Google Translate is a bit like an insanely portable and entirely free gaggle of translation staff. When online, you can translate written or photographed text between dozens of languages, or speak into your device and listen to translations.
And for English to French, German, Italian, Portuguese, Russian and Spanish (and back), the app will attempt to live-translate (even when offline) any text in front of the camera.
The thinking behind Slack is to free teams from the drudgery of email. It's essentially a real-time messaging system, where people have group conversations based around user-defined hashtags, or send private messages to one-another.
Support for inline images, videos and Twitter-like summaries boost pasted content, and the app integrates with cloud storage from the likes of Dropbox and Google Drive.
It's worth noting that while Slack is clearly aimed at businesses, it works perfectly well as a means of communication for groups of friends who aren't thrilled about storing their personal insights and details on Facebook.
The prospect of Nike+ but better and for free might sound unlikely, but that's what RunKeeper provides. Previously split into 'pro' and 'free' versions, the developer now generously includes all the features in one free app.
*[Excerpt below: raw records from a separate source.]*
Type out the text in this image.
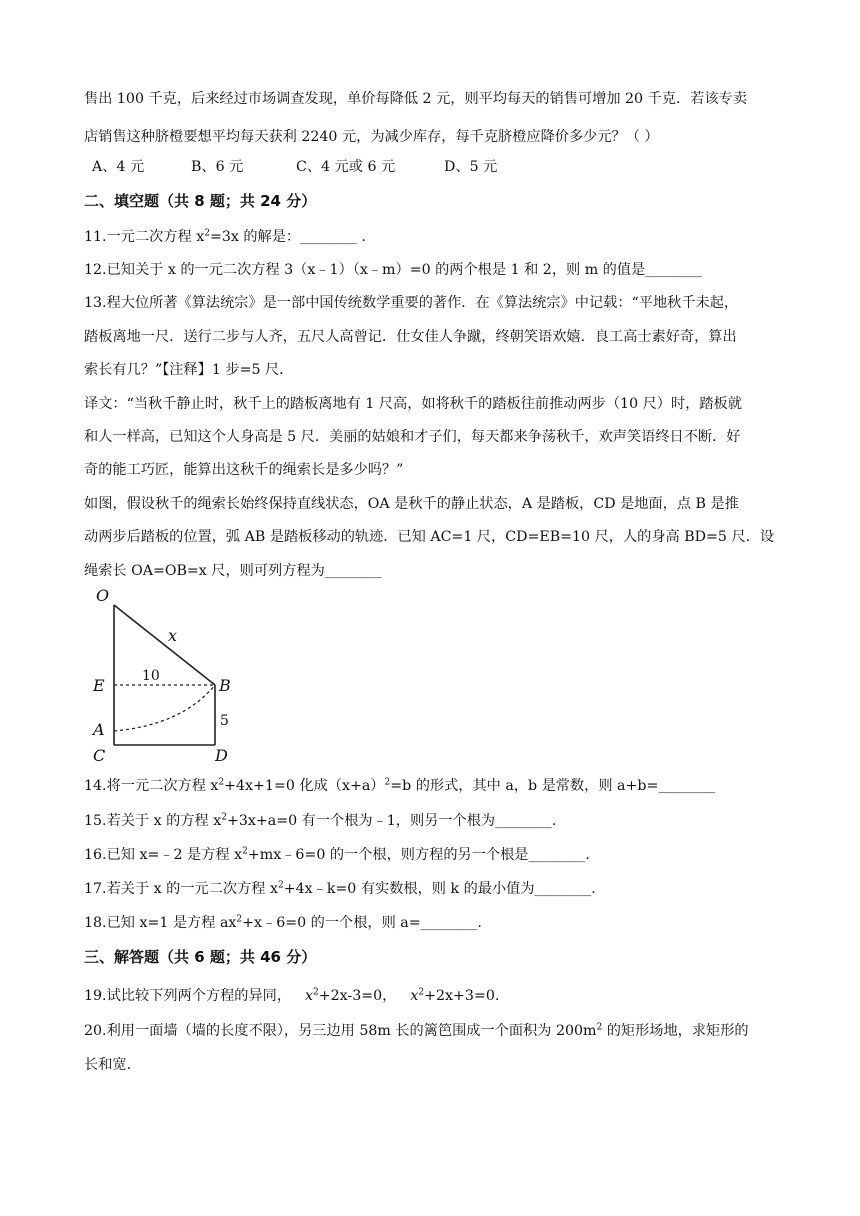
售出 100 千克，后来经过市场调查发现，单价每降低 2 元，则平均每天的销售可增加 20 千克．若该专卖
店销售这种脐橙要想平均每天获利 2240 元，为减少库存，每千克脐橙应降价多少元？（ ）
A、4 元	B、6 元	C、4 元或 6 元	D、5 元
二、填空题（共 8 题；共 24 分）
11.一元二次方程 $x^2=3x$ 的解是：________ .
12.已知关于 x 的一元二次方程 3（x﹣1）（x﹣m）=0 的两个根是 1 和 2，则 m 的值是________
13.程大位所著《算法统宗》是一部中国传统数学重要的著作．在《算法统宗》中记载：“平地秋千未起，
踏板离地一尺．送行二步与人齐，五尺人高曾记．仕女佳人争蹴，终朝笑语欢嬉．良工高士素好奇，算出
索长有几？”【注释】1 步=5 尺．
译文：“当秋千静止时，秋千上的踏板离地有 1 尺高，如将秋千的踏板往前推动两步（10 尺）时，踏板就
和人一样高，已知这个人身高是 5 尺．美丽的姑娘和才子们，每天都来争荡秋千，欢声笑语终日不断．好
奇的能工巧匠，能算出这秋千的绳索长是多少吗？”
如图，假设秋千的绳索长始终保持直线状态，OA 是秋千的静止状态，A 是踏板，CD 是地面，点 B 是推
动两步后踏板的位置，弧 AB 是踏板移动的轨迹．已知 AC=1 尺，CD=EB=10 尺，人的身高 BD=5 尺．设
绳索长 OA=OB=x 尺，则可列方程为________
O
x
E	10	B
A	5
C	D
14.将一元二次方程 $x^2+4x+1=0$ 化成$(x+a)^2=b$ 的形式，其中 a，b 是常数，则 a+b=________
15.若关于 x 的方程 $x^2+3x+a=0$ 有一个根为﹣1，则另一个根为________.
16.已知 x=﹣2 是方程 $x^2+mx﹣6=0$ 的一个根，则方程的另一个根是________.
17.若关于 x 的一元二次方程 $x^2+4x﹣k=0$ 有实数根，则 k 的最小值为________.
18.已知 x=1 是方程 $ax^2+x﹣6=0$ 的一个根，则 a=________.
三、解答题（共 6 题；共 46 分）
19.试比较下列两个方程的异同， $x^2+2x-3=0$， $x^2+2x+3=0$.
20.利用一面墙（墙的长度不限），另三边用 58m 长的篱笆围成一个面积为 $200m^2$ 的矩形场地，求矩形的
长和宽.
That means you can spend no money, yet use your iPhone's GPS capabilities to track your jogging and cycling routes, and examine mapping and details of your pace and calories burned.
Activities can be shared online, and treadmill runs and other exercise details can be entered manually.
We're told the 'S' in Vert S stands for 'speed'. This is down to the app being an efficient incarnation of the well-regarded Vert unit converter.
The older app had you browse huge category lists to pick what you need, but Vert S is keener on immediacy. There's a search, but the app's core is a Favorites page, where commonly used conversions are stored.
Tap one and you enter a basic calculator, enabling you to convert between your two chosen units, which can be quickly switched by tapping the Vert button. (Note that currencies are behind an IAP paywall — $2.99/£2.99/AU$4.49 for 'Vert Pro' — but conversions for other units are free.)
Apple's Music Memos is all about getting music ideas down — fast. You launch the app, hit record, play your guitar or piano, and your riff is safely recorded, rather than vanishing from your head the moment you see something vaguely interesting outside.
Smartly, the app provides additional toys to experiment with. There's a tuner, and during playback, you can add automated electronic bass and drumming. The virtual instruments attempt to match tempo and energy with whatever you recorded (and with some success, although more complex inputs can confuse this feature to an amusing degree).
Music Memos also tries to transcribe the chords being played; its accuracy is questionable beyond the basics, but not bad as a trigger when you later want to learn how to play your own spark of inspiration.
Usefully, you can fling recordings at GarageBand and Logic (bass and drums going along for the ride as separate tracks).
Less usefully, you can sing into the app, and still add bass, drums and chord transcription, for some kind of madcap tech-based cacophony of awfulness that we felt entirely compelled to try in the name of a thorough review. Expect our effort to (not) trouble the charts shortly.